Enfin, la répression d’Etat qui s’est abattue sur les gilets jaunes, mais aussi, en décembre, sur les lycéens, nous rappelle le caractère autoritaire d’une Ve République qui ne s’est jamais complètement émancipée des conditions troubles qui l’ont vue naître : celles de la guerre d’Algérie, propice à tous les dérapages policiers. Est-il admissible que des adolescents puissent faire l’objet d’interpellations collectives et de gardes à vue sans l’assistance d’avocats, au mépris du droit ? Qu’ils soient humiliés et brutalisés pendant de longues heures dans le froid et la boue ? Que les forces de l’ordre restent fidèles à des doctrines d’intervention qui engendrent la violence des manifestants, au dire des experts, et disposent d’armes intermédiaires mutilantes dont aucune police européenne n’est équipée ? Le bilan humain des manifestations de l’hiver et le déni dans lequel s’est enfermé le gouvernement soulignent l’incroyable dégradation des libertés publiques que la France connaît depuis trente ans sous couvert de lutte contre le terrorisme, l’immigration ou les «casseurs», à grand renfort de lois de circonstance et de pratiques coercitives. De leur restauration immédiate dépend le maintien d’un Etat démocratique qui soit aussi un Etat de droit. Notre législateur a-t-il pensé à l’usage que pourrait faire de ces textes un parti d’extrême droite, voire un émule de Viktor Orbán, qui parviendrait au pouvoir ? Leur abrogation est un impératif absolu qui ne nuirait en rien au travail légitime de la police pourvu qu’on lui restitue les moyens matériels dont l’a privé la politique néolibérale. Dans la foulée, il est urgent de contrer l’Etat policier qui se met en place grâce aux microprocédures numériques et biométriques de surveillance de la population, et que préfigure le système chinois de notation sociale. Car il serait étonnant que les entreprises françaises de haute technologie, qui ont déjà fait leurs preuves en Syrie et en Libye, ne poussent pas à la roue de son adoption dans l’Hexagone, sous une forme plus ou moins édulcorée.
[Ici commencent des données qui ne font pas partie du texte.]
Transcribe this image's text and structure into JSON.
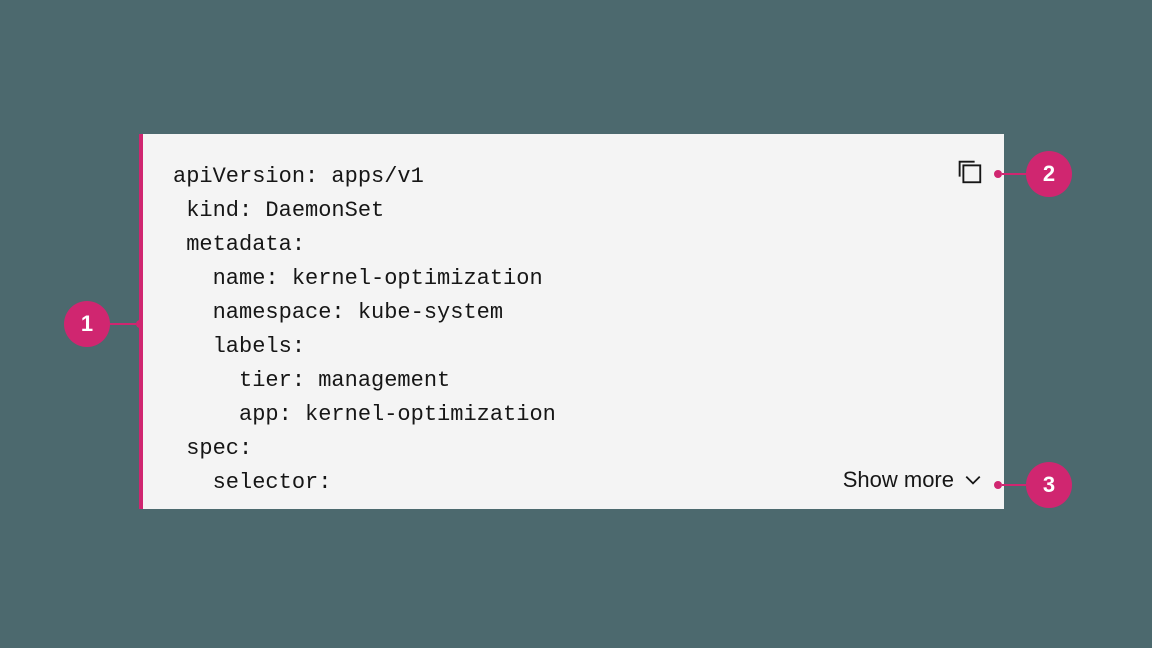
{
  "code": {
    "text": "apiVersion: apps/v1\n kind: DaemonSet\n metadata:\n   name: kernel-optimization\n   namespace: kube-system\n   labels:\n     tier: management\n     app: kernel-optimization\n spec:\n   selector:"
  },
  "show_more_label": "Show more",
  "callouts": {
    "left": "1",
    "copy": "2",
    "showmore": "3"
  },
  "accent_color": "#d02670"
}
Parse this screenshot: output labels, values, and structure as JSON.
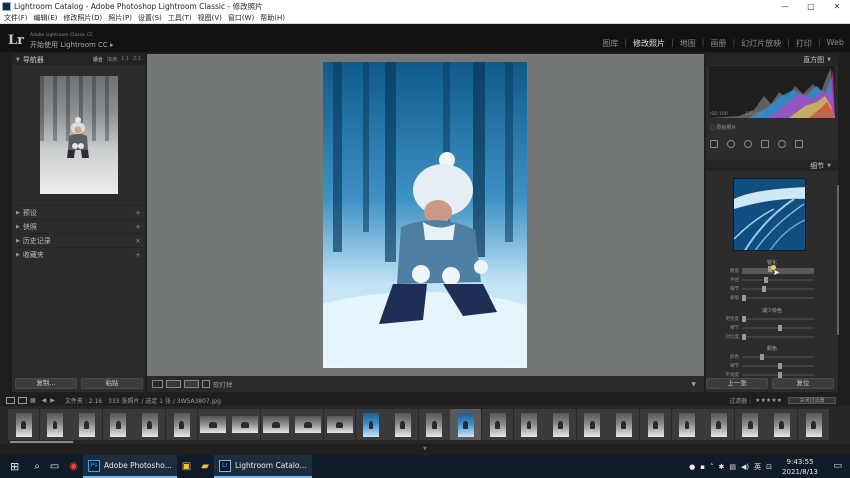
{
  "window": {
    "title": "Lightroom Catalog - Adobe Photoshop Lightroom Classic - 修改照片",
    "minimize": "—",
    "maximize": "□",
    "close": "✕"
  },
  "menu": [
    "文件(F)",
    "编辑(E)",
    "修改照片(D)",
    "照片(P)",
    "设置(S)",
    "工具(T)",
    "视图(V)",
    "窗口(W)",
    "帮助(H)"
  ],
  "identity": {
    "logo": "Lr",
    "small": "Adobe Lightroom Classic CC",
    "big": "开始使用 Lightroom CC",
    "arrow": "▸"
  },
  "modules": {
    "items": [
      "图库",
      "修改照片",
      "地图",
      "画册",
      "幻灯片放映",
      "打印",
      "Web"
    ],
    "active": "修改照片"
  },
  "left_panel": {
    "navigator": "导航器",
    "zoom": [
      "适合",
      "填满",
      "1:1",
      "2:1"
    ],
    "sections": [
      "预设",
      "快照",
      "历史记录",
      "收藏夹"
    ],
    "copy_button": "复制...",
    "paste_button": "粘贴"
  },
  "toolbar": {
    "softproof_label": "软打样"
  },
  "right_panel": {
    "histogram": "直方图",
    "histo_info": [
      "ISO 100",
      "135 mm",
      "f / 2.0",
      "1/1250 秒"
    ],
    "original_photo": "原始照片",
    "detail": "细节",
    "sharpen": "锐化",
    "sharpen_sliders": [
      {
        "label": "数量",
        "value": "",
        "pos": 0.36
      },
      {
        "label": "半径",
        "value": "",
        "pos": 0.3
      },
      {
        "label": "细节",
        "value": "",
        "pos": 0.28
      },
      {
        "label": "蒙版",
        "value": "",
        "pos": 0.0
      }
    ],
    "noise": "减少杂色",
    "noise_sliders": [
      {
        "label": "明亮度",
        "value": "",
        "pos": 0.0
      },
      {
        "label": "细节",
        "value": "",
        "pos": 0.5
      },
      {
        "label": "对比度",
        "value": "",
        "pos": 0.0
      }
    ],
    "color": "颜色",
    "color_sliders": [
      {
        "label": "颜色",
        "value": "",
        "pos": 0.25
      },
      {
        "label": "细节",
        "value": "",
        "pos": 0.5
      },
      {
        "label": "平滑度",
        "value": "",
        "pos": 0.5
      }
    ],
    "prev_button": "上一张",
    "reset_button": "复位"
  },
  "filmstrip": {
    "folder_info": "文件夹 : 2.16",
    "count_info": "333 张照片 / 选定 1 张 / 3W5A3807.jpg",
    "filter_label": "过滤器 :",
    "rating": "★★★★★",
    "filter_select": "关闭过滤器"
  },
  "taskbar": {
    "photoshop": "Adobe Photosho...",
    "lightroom": "Lightroom Catalo...",
    "lang": "英",
    "time": "9:43:55",
    "date": "2021/8/13"
  },
  "colors": {
    "panel": "#2c2c2c",
    "center": "#737775",
    "accent": "#e8d53a"
  }
}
Justice, environnement, démocratie locale, liberté : voilà quatre orientations sur lesquelles bâtir un projet de réparation, mais aussi de gouvernement, qui soit lisible et concret, et dont pourrait se saisir un Front républicain, au-delà des clivages partisans. Il n’est point besoin de proposer plus de 30 mesures pour une législature, sauf à saturer le Parlement et à perdre de vue le cap. En outre, celui-ci doit être suffisamment clair, cohérent, et même incisif, pour que se dresse à l’autre bout de l’échiquier une offre politique adverse et que le débat public sorte de l’équivoque. Les camps doivent se compter par le retour aux urnes, sur une base explicite, loin de l’enfumage de l’«en-même-temps». Qui veut quoi ?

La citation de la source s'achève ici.